In the meantime, by their fruits ye shall know them.
According to Gordon Chang, North Korea is at it again. North Korea, like Iran, has faith.
http://www.forbes.com/2010/06/23/north-korea-asia-nuclear-opinions-columnists-gordon-g-chang.html?boxes=opinionschannellatest

@ CK MacLeod:

We may not be in a good position to determine who is prevailing, but we can see who has prevailed. During the last half century, Christianity has significantly modified its opposition to Judaism. During the same period, Islam has done the opposite.

@ Zoltan Newberry:

Nah. He's just trying to look henpecked so that people won't discover that he's a closeted homosexual.

@ narciso:

Too bad. Mohammed's sword conquered a chunk of the world extending from Spain to Indonesia in order to save the people there from eternal damnation. The Qur'an is inconsistent on the question of Jews, who once lived as dhimmis with a reasonable degree of security, but nowadays only the supersessionist side prevails.

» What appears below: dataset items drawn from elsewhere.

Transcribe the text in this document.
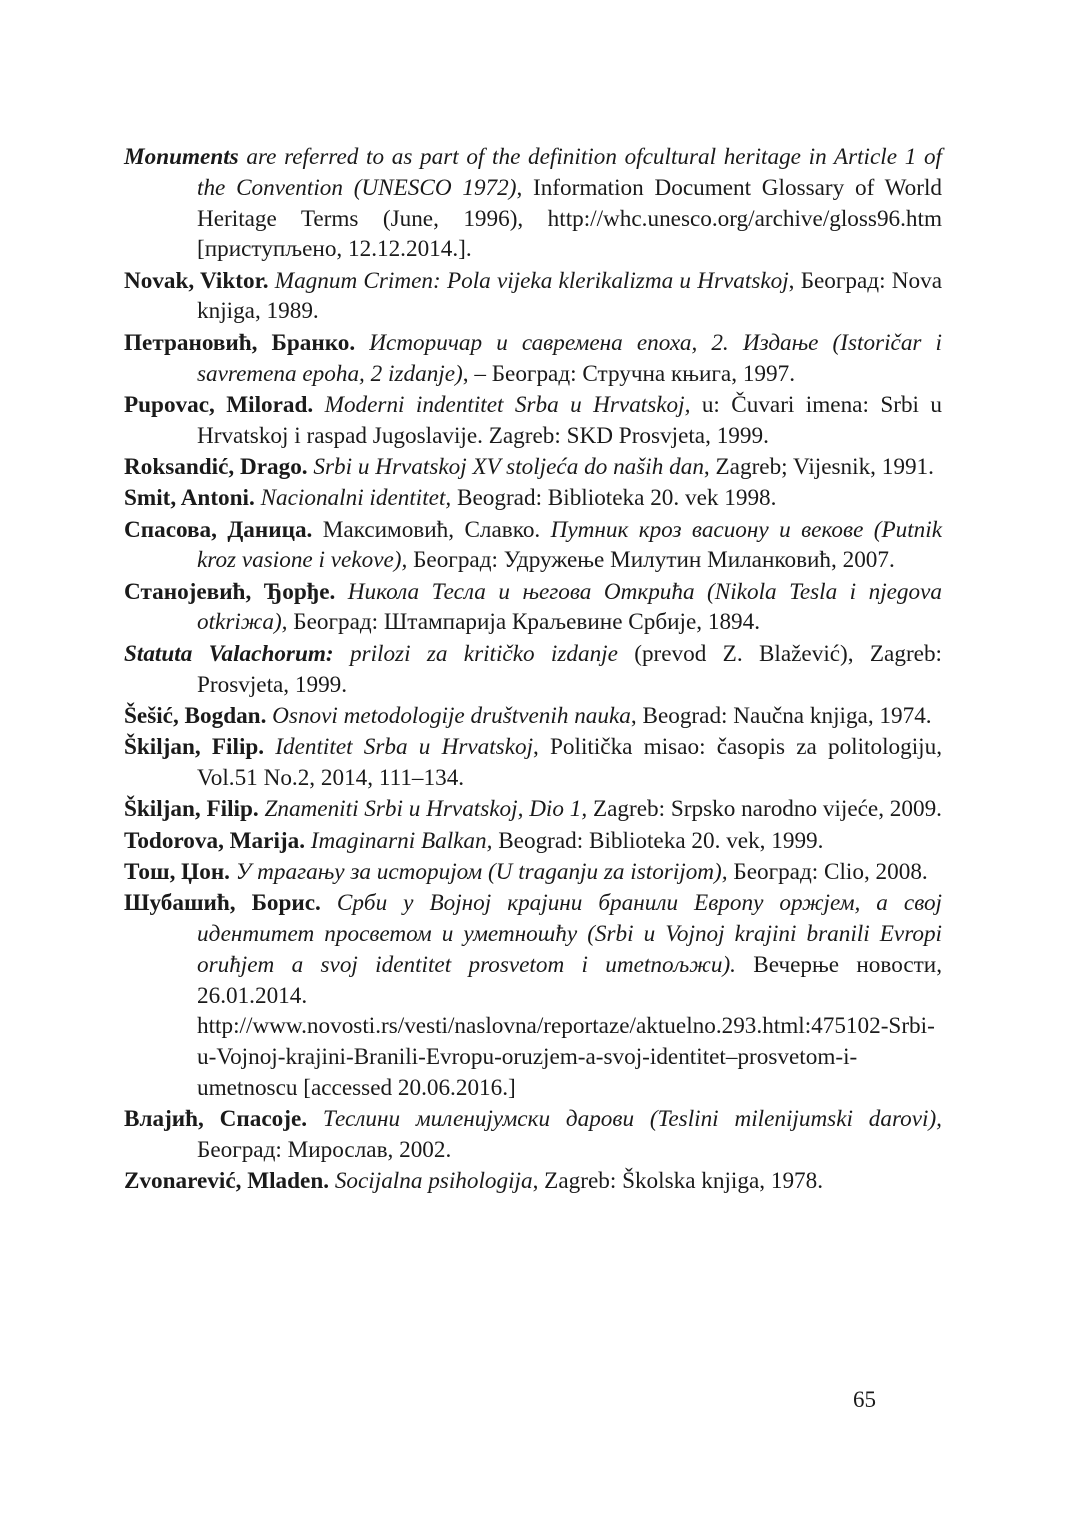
Monuments are referred to as part of the definition ofcultural heritage in Article 1 of the Convention (UNESCO 1972), Information Document Glossary of World Heritage Terms (June, 1996), http://whc.unesco.org/archive/gloss96.htm [приступљено, 12.12.2014.].
Novak, Viktor. Magnum Crimen: Pola vijeka klerikalizma u Hrvatskoj, Београд: Nova knjiga, 1989.
Петрановић, Бранко. Историчар и савремена епоха, 2. Издање (Istoričar i savremena epoha, 2 izdanje), – Београд: Стручна књига, 1997.
Pupovac, Milorad. Moderni indentitet Srba u Hrvatskoj, u: Čuvari imena: Srbi u Hrvatskoj i raspad Jugoslavije. Zagreb: SKD Prosvjeta, 1999.
Roksandić, Drago. Srbi u Hrvatskoj XV stoljeća do naših dan, Zagreb; Vijesnik, 1991.
Smit, Antoni. Nacionalni identitet, Beograd: Biblioteka 20. vek 1998.
Спасова, Даница. Максимовић, Славко. Путник кроз васиону и векове (Putnik kroz vasione i vekove), Београд: Удружење Милутин Миланковић, 2007.
Станојевић, Ђорђе. Никола Тесла и његова Открића (Nikola Tesla i njegova otkriжa), Београд: Штампарија Краљевине Србије, 1894.
Statuta Valachorum: prilozi za kritičko izdanje (prevod Z. Blažević), Zagreb: Prosvjeta, 1999.
Šešić, Bogdan. Osnovi metodologije društvenih nauka, Beograd: Naučna knjiga, 1974.
Škiljan, Filip. Identitet Srba u Hrvatskoj, Politička misao: časopis za politologiju, Vol.51 No.2, 2014, 111–134.
Škiljan, Filip. Znameniti Srbi u Hrvatskoj, Dio 1, Zagreb: Srpsko narodno vijeće, 2009.
Todorova, Marija. Imaginarni Balkan, Beograd: Biblioteka 20. vek, 1999.
Тош, Џон. У трагању за историјом (U traganju za istorijom), Београд: Clio, 2008.
Шубашић, Борис. Срби у Војној крајини бранили Европу оржјем, а свој идентитет просветом и уметношћу (Srbi u Vojnoj krajini branili Evropi oruћjem a svoj identitet prosvetom i umetnoљжи). Вечерње новости, 26.01.2014. http://www.novosti.rs/vesti/naslovna/reportaze/aktuelno.293.html:475102-Srbi-u-Vojnoj-krajini-Branili-Evropu-oruzjem-a-svoj-identitet–prosvetom-i-umetnoscu [accessed 20.06.2016.]
Влајић, Спасоје. Теслини миленијумски дарови (Teslini milenijumski darovi), Београд: Мирослав, 2002.
Zvonarević, Mladen. Socijalna psihologija, Zagreb: Školska knjiga, 1978.
65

Blind faith is inherently, necessarily wrong. To understand the world, politics, science, psychology, etc., we have to explore, question, and reconsider.
It seems to have been Jesus who introduced the idea that if we don't have faith we will go to hell: "He that believeth on him is not condemned; but he that believeth not is condemned already because he hath not believed in the name of the only begotten Son of God" (John 3:18).
The idea of hell spread from Christianity to Islam and to an extent, to Judaism.
Marx also expected an era without disagreement, since in his vision of the final stage of communism, the state would wither away, because without class differences, there would be no conflict.
There is a single element in the faith of Nazism: cleansing the world of Jewish genes. Belief didn't matter to Hitler, since he killed atheists and Christians of Jewish descent. He didn't even care that atomic scientists were Jews (or in the case of Enrico Fermi, married to a Jew and therefore Jewish under the Nuremberg laws).
James Carroll, in his CONSTANTINE'S SWORD, offers a theory about why Christianity, Islam and Marxism are anti-Semitic: all three doctrines are partly descended from Judaism, and so they have to show Judaism is wrong in order to justify their breaking away.
It is curious that even today, believing Jews and Christians don't seem to have noticed that there is no hint anywhere in the Bible that the earth might be round.